Localizing the Epileptic Seizure Onset Zone via Directed Information Graphs
Epilepsy is one of the most common neurological disorders affecting about 1% of the world population. While in most cases treating epilepsy with antiepileptic drugs (AED) is successful, about a third of the patients cannot be adequately treated with AEDs. The main treatment for such patients is a surgical procedure for removal of the seizure onset zone (SOZ), the area in the brain from which the seizures originate. The main tool for accurately identifying the SOZ is electrocorticography (ECoG) recordings, taken from grids of electrodes placed on the cortex to allow a direct measurement of the brain’s electric activity. In this talk we will present a novel SOZ localization algorithm, based on ECoG recordings.

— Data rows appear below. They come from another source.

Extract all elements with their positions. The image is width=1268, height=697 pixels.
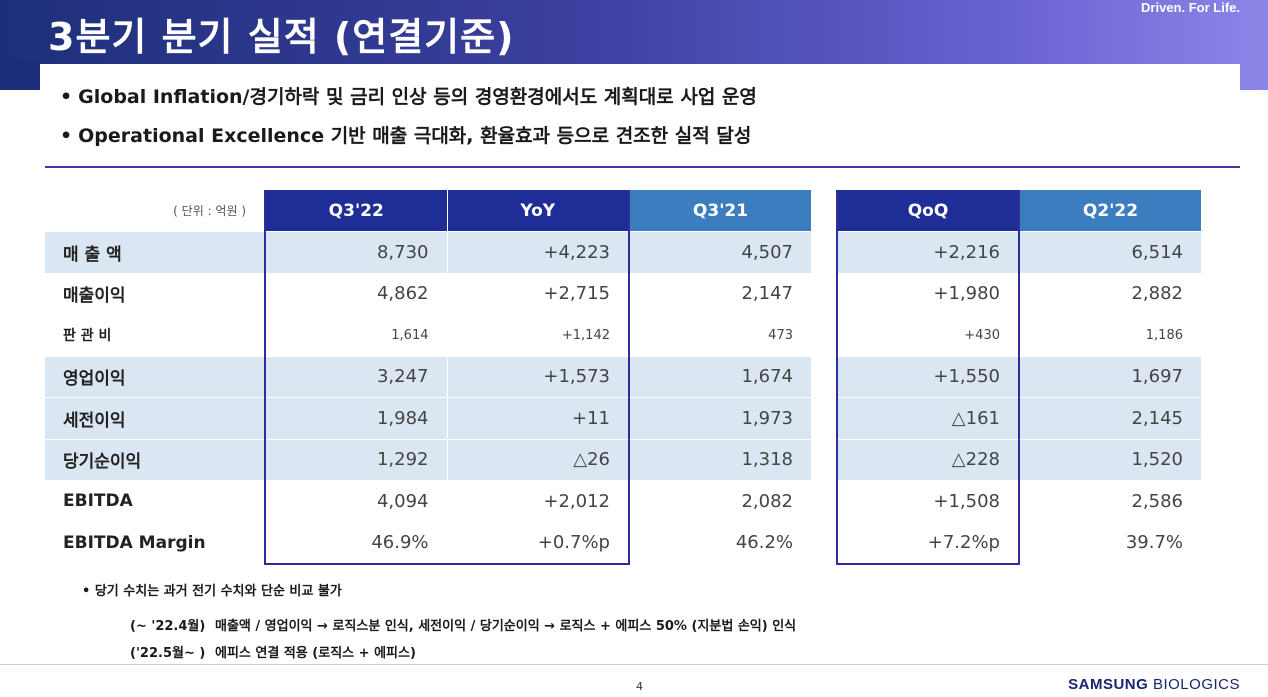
cell: 1,318 [629,439,811,481]
row-label: 당기순이익 [45,439,265,481]
cell: +2,715 [447,273,630,315]
table-row: 당기순이익 1,292 △26 1,318 [45,439,811,481]
footer-divider [0,664,1268,665]
row-label: 매출이익 [45,273,265,315]
page-title: 3분기 분기 실적 (연결기준) [48,15,515,59]
cell: 2,147 [629,273,811,315]
footnote-3-text: 에피스 연결 적용 (로직스 + 에피스) [215,646,416,661]
cell: +11 [447,397,630,440]
row-label: 판 관 비 [45,314,265,357]
cell: △228 [836,439,1020,481]
table-row: +1,550 1,697 [836,356,1201,398]
table-row: EBITDA 4,094 +2,012 2,082 [45,480,811,523]
summary-bullet-1-text: Global Inflation/경기하락 및 금리 인상 등의 경영환경에서도… [78,86,757,108]
table-row: 매출이익 4,862 +2,715 2,147 [45,273,811,315]
page-number: 4 [636,680,643,693]
cell: +1,980 [836,273,1020,315]
cell: 1,674 [629,356,811,398]
cell: 46.2% [629,522,811,564]
header-q3-22: Q3'22 [264,190,448,232]
cell: 2,145 [1019,397,1201,440]
cell: 1,973 [629,397,811,440]
cell: 4,507 [629,231,811,274]
cell: 2,586 [1019,480,1201,523]
brand-tagline: Driven. For Life. [1141,0,1240,15]
header-qoq: QoQ [836,190,1020,232]
table-row: +7.2%p 39.7% [836,522,1201,565]
table-row: △228 1,520 [836,439,1201,481]
table-row: △161 2,145 [836,397,1201,440]
row-label: 매 출 액 [45,231,265,274]
table-row: 영업이익 3,247 +1,573 1,674 [45,356,811,398]
logo-bold: SAMSUNG [1068,676,1149,693]
cell: 1,186 [1019,314,1201,357]
cell: 473 [629,314,811,357]
cell: 4,094 [264,480,448,523]
footnote-2-prefix: (~ '22.4월) [130,619,206,634]
cell: +1,573 [447,356,630,398]
table-row: 매 출 액 8,730 +4,223 4,507 [45,231,811,274]
cell: 4,862 [264,273,448,315]
table-row: +430 1,186 [836,314,1201,357]
logo-normal: BIOLOGICS [1148,676,1240,693]
cell: +2,216 [836,231,1020,274]
table-row: 세전이익 1,984 +11 1,973 [45,397,811,440]
cell: 3,247 [264,356,448,398]
cell: +430 [836,314,1020,357]
results-table-qoq: QoQ Q2'22 +2,216 6,514 +1,980 2,882 +430… [836,190,1201,565]
table-row: 판 관 비 1,614 +1,142 473 [45,314,811,357]
summary-bullet-2-text: Operational Excellence 기반 매출 극대화, 환율효과 등… [78,125,752,147]
summary-bullet-2: • Operational Excellence 기반 매출 극대화, 환율효과 … [60,125,752,147]
cell: 46.9% [264,522,448,565]
cell: +4,223 [447,231,630,274]
cell: 6,514 [1019,231,1201,274]
table-row: +2,216 6,514 [836,231,1201,274]
header-left-band [0,60,40,90]
cell: +2,012 [447,480,630,523]
header-q3-21: Q3'21 [629,190,811,232]
cell: △161 [836,397,1020,440]
summary-bullet-1: • Global Inflation/경기하락 및 금리 인상 등의 경영환경에서… [60,86,757,108]
footnote-2-text: 매출액 / 영업이익 → 로직스분 인식, 세전이익 / 당기순이익 → 로직스… [215,619,797,634]
footnote-1: • 당기 수치는 과거 전기 수치와 단순 비교 불가 [82,584,342,599]
table-row: +1,508 2,586 [836,480,1201,523]
cell: △26 [447,439,630,481]
cell: 1,292 [264,439,448,481]
cell: 2,082 [629,480,811,523]
cell: 1,697 [1019,356,1201,398]
cell: 39.7% [1019,522,1201,564]
summary-box: • Global Inflation/경기하락 및 금리 인상 등의 경영환경에서… [40,64,1240,164]
cell: +1,142 [447,314,630,357]
samsung-biologics-logo: SAMSUNG BIOLOGICS [1068,676,1240,693]
cell: 8,730 [264,231,448,274]
row-label: EBITDA [45,480,265,523]
cell: 1,614 [264,314,448,357]
cell: +7.2%p [836,522,1020,565]
cell: 1,984 [264,397,448,440]
cell: 2,882 [1019,273,1201,315]
cell: 1,520 [1019,439,1201,481]
header-q2-22: Q2'22 [1019,190,1201,232]
row-label: EBITDA Margin [45,522,265,564]
section-divider [45,166,1240,168]
row-label: 세전이익 [45,397,265,440]
cell: +1,508 [836,480,1020,523]
unit-label: ( 단위 : 억원 ) [45,190,265,232]
cell: +1,550 [836,356,1020,398]
row-label: 영업이익 [45,356,265,398]
footnote-3-prefix: ('22.5월~ ) [130,646,206,661]
results-table-main: ( 단위 : 억원 ) Q3'22 YoY Q3'21 매 출 액 8,730 … [45,190,811,565]
table-row: EBITDA Margin 46.9% +0.7%p 46.2% [45,522,811,565]
header-yoy: YoY [447,190,630,232]
cell: +0.7%p [447,522,630,565]
table-row: +1,980 2,882 [836,273,1201,315]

Our underlying hypothesis is that seizures start in the SOZ and then spread to surrounding areas in the brain. Thus, signals recorded at electrodes close to the SOZ should have a relatively large causal influence on the rest of the recorded signals. To evaluate the statistical causal influence between the recorded signals, we represent the set of electrodes using a directed graph, where the edges’ weights are the pair-wise causal influence, quantified via the information theoretic functional of directed information. The directed information is estimated from the ECoG recording using the nearest-neighbor estimation paradigm. Finally, the SOZ is inferred from the obtained network via a variation of the famous PageRank algorithm. Testing the proposed algorithm on 15 ECoG recordings of epileptic patients, listed in the iEEG portal, shows a close match with the SOZ estimated by expert neurologists.

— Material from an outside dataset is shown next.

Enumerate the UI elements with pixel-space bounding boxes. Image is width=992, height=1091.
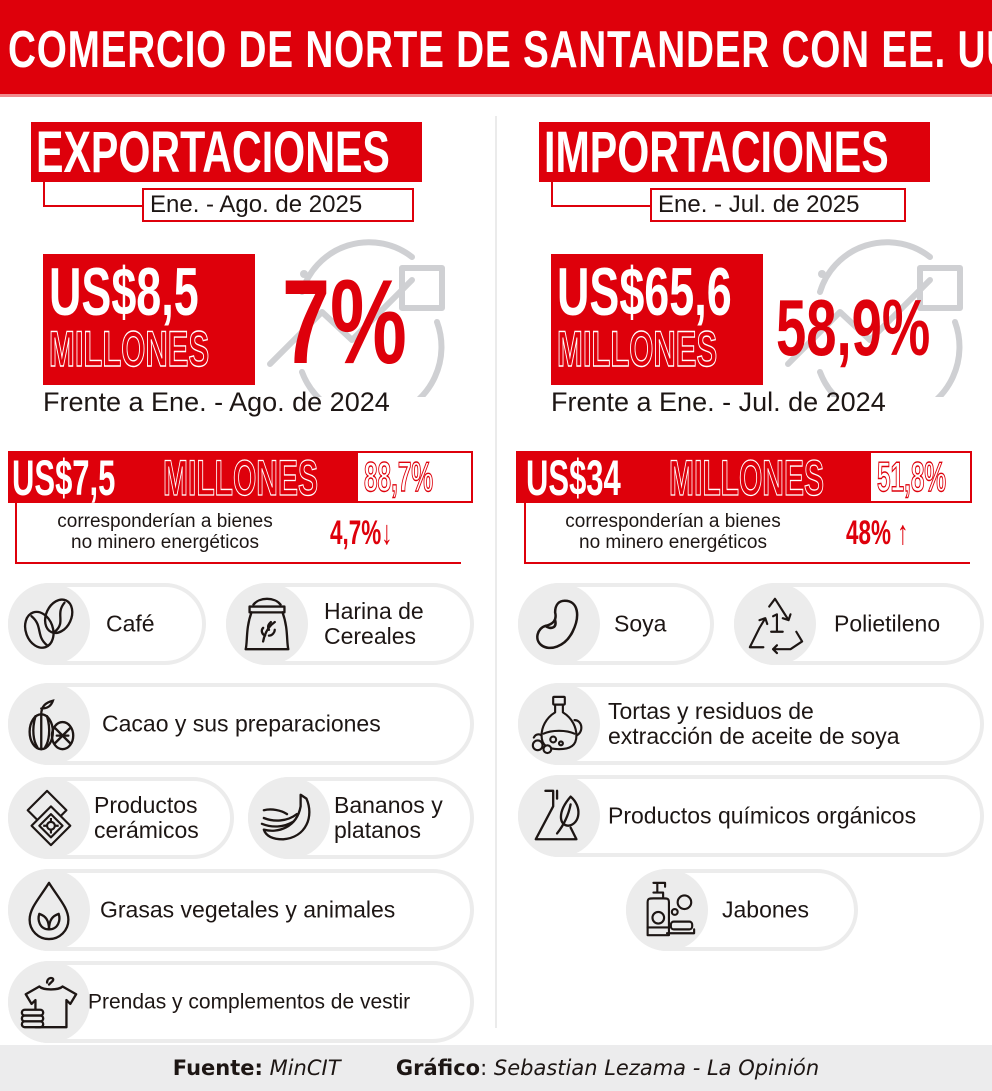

Yonathan Morin received his B.Sc. degree in Electrical Engineering and Computer Science from Tel-Aviv University, Israel, in 2004, and his M.Sc. and Ph.D. degrees in 2011 and 2015, respectively, from Ben-Gurion University of the Negev, Israel, both in Electrical Engineering. He is currently a postdoctoral scholar in the Wireless Systems Lab at Stanford University. From 2004 to 2010, he worked as a DSP and algorithms engineer, and as a team leader at Comsys Communication and Signal Processing. His research interests include network information theory and wireless communications, coding theory, molecular communications, and signal processing for neuroscience.